Me and Earl and the Dying Girl (4/5)
High school is an awkward time for everyone because we all don’t know what the fuck we’re doing. We’re pretenders drifting through the same crowded hallway. Social miscues are inevitable, romantic fumbling occurs, and there are moments where we simply wish we could drift from class to class like a ghost. The impact of high school is a tale that’s been exploited by cinematic creators for years. Perks of Being a Wallflower and The Spectacular Now dissected the high school life with open eyes and sincerity, relying on stories built around small, singular moments instead of benchmarks and the relationships over the seismic events. Me and Earl and the Dying Girl continues what the aforementioned films started. We are quickly introduced to Greg (Thomas Mann), a human groundhog determined to navigate his high school life without much attention. Greg’s disinterest in formal relationships, especially in groups of people, keeps him on the fringe of human contact. He’s so far removed from commitment that he won’t even call his defacto friend, Earl (RJ Cyler), anything but a business associate. Tom’s meek existence crumbles when his mother coerces him into befriending Rachel (Olivia Cooke), an earthly sprite battling leukemia. As seasons pass Greg and Rachel become friends, exposing one another to fragments of their lives that could only be found in diaries.

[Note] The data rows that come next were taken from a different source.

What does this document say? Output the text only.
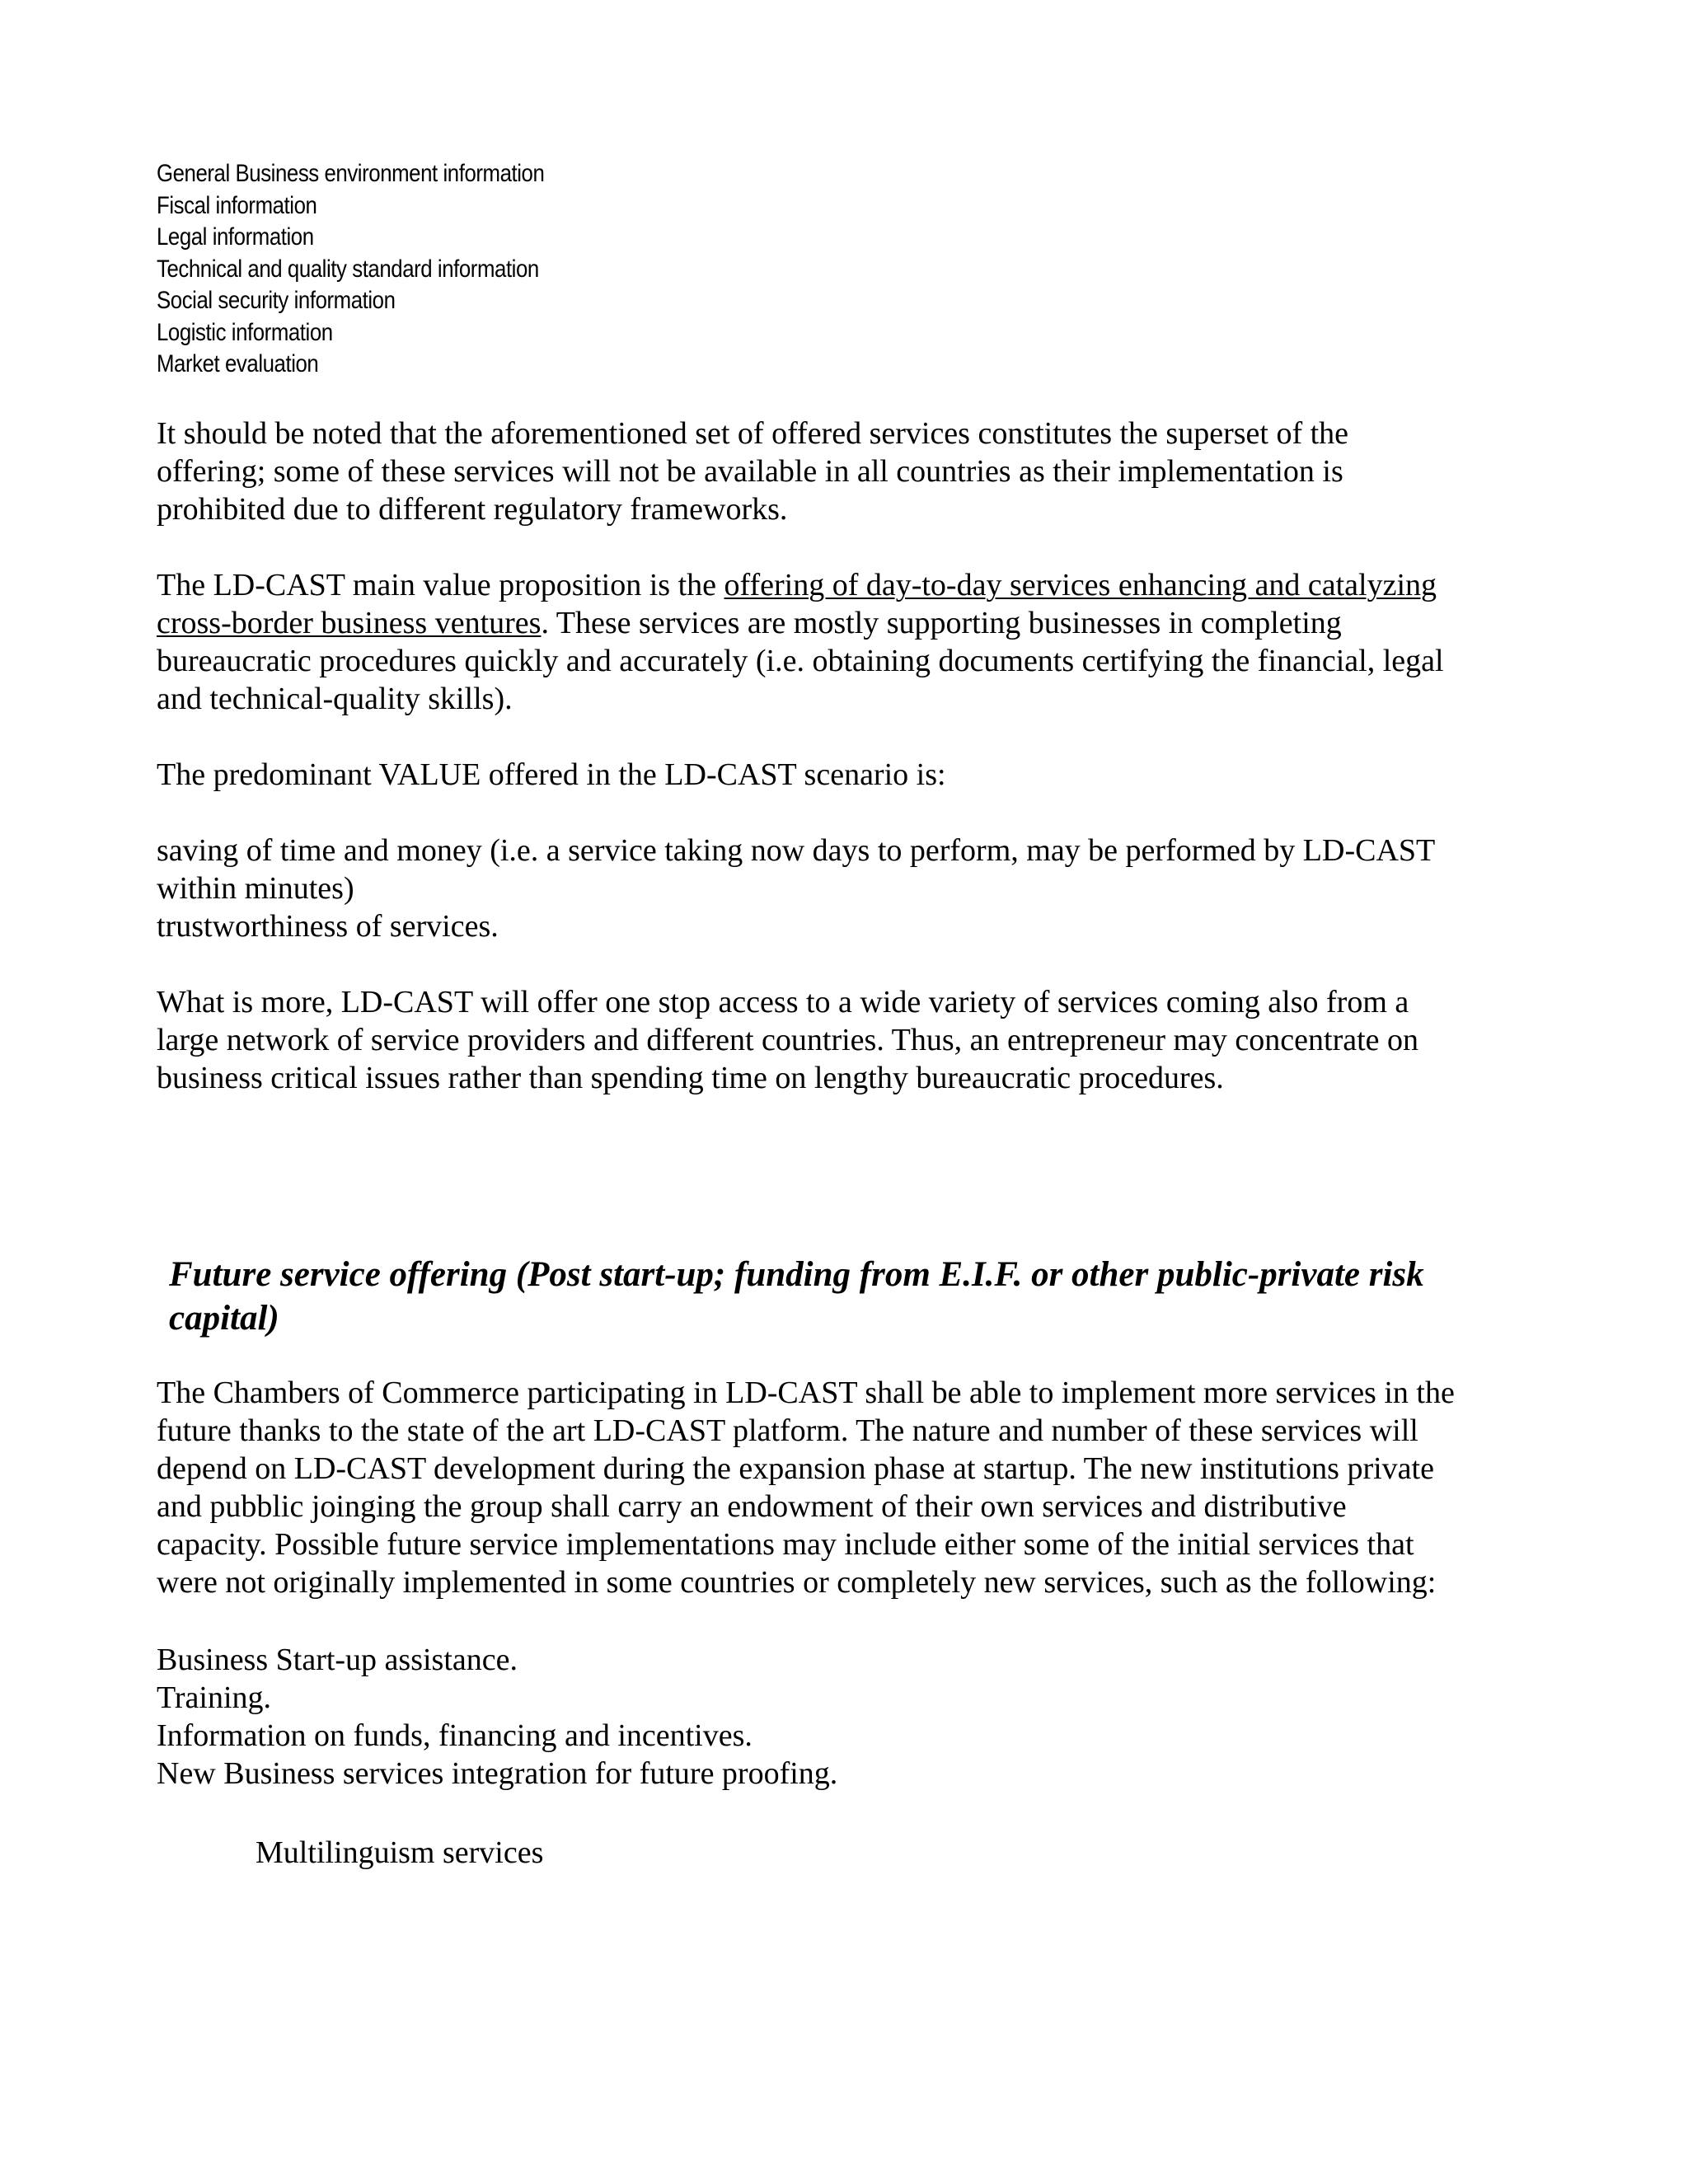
General Business environment information
Fiscal information
Legal information
Technical and quality standard information
Social security information
Logistic information
Market evaluation

It should be noted that the aforementioned set of offered services constitutes the superset of the
offering; some of these services will not be available in all countries as their implementation is
prohibited due to different regulatory frameworks.

The LD-CAST main value proposition is the offering of day-to-day services enhancing and catalyzing
cross-border business ventures. These services are mostly supporting businesses in completing
bureaucratic procedures quickly and accurately (i.e. obtaining documents certifying the financial, legal
and technical-quality skills).

The predominant VALUE offered in the LD-CAST scenario is:

saving of time and money (i.e. a service taking now days to perform, may be performed by LD-CAST
within minutes)
trustworthiness of services.

What is more, LD-CAST will offer one stop access to a wide variety of services coming also from a
large network of service providers and different countries. Thus, an entrepreneur may concentrate on
business critical issues rather than spending time on lengthy bureaucratic procedures.

Future service offering (Post start-up; funding from E.I.F. or other public-private risk
capital)

The Chambers of Commerce participating in LD-CAST shall be able to implement more services in the
future thanks to the state of the art LD-CAST platform. The nature and number of these services will
depend on LD-CAST development during the expansion phase at startup. The new institutions private
and pubblic joinging the group shall carry an endowment of their own services and distributive
capacity. Possible future service implementations may include either some of the initial services that
were not originally implemented in some countries or completely new services, such as the following:

Business Start-up assistance.
Training.
Information on funds, financing and incentives.
New Business services integration for future proofing.

Multilinguism services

Their relationship undoubtedly faces challenges, especially when Rachel’s leukemia gains more territory in her body, but their platonic investment in one another never waivers. Deftly and warmly directed by Alfonso Gomez Rejon, Me and Earl and the Dying Girl is a film that sneaks up on the viewer. Even though it features overly peculiar characters and exuberant idiosyncrasies often found in smaller, independent productions, the film’s exploration of life and death is sincere and full of profoundly moving moments. Naturally, there are weeping fits but the film doesn’t exploit Rachel’s disease for token tears. Rather, it explores the impact of the disease with maturity, grace, and humor, allowing us to see the impact it has on not only its host, but also those within its radius. Deepening the film’s impact is the strength of the film’s cast. The chemistry between Mann, Cyler, and Cooke is endearing, especially when they’re in the midst of haphazardly remaking films, an activity Tom and Earl have been partaking in for years. There are distinct weaknesses present throughout the film’s run time- an abrupt ending and some tonal issues but they don’t keep Me and Earl and the Dying Girl from being one of the more moving film experiences of the year.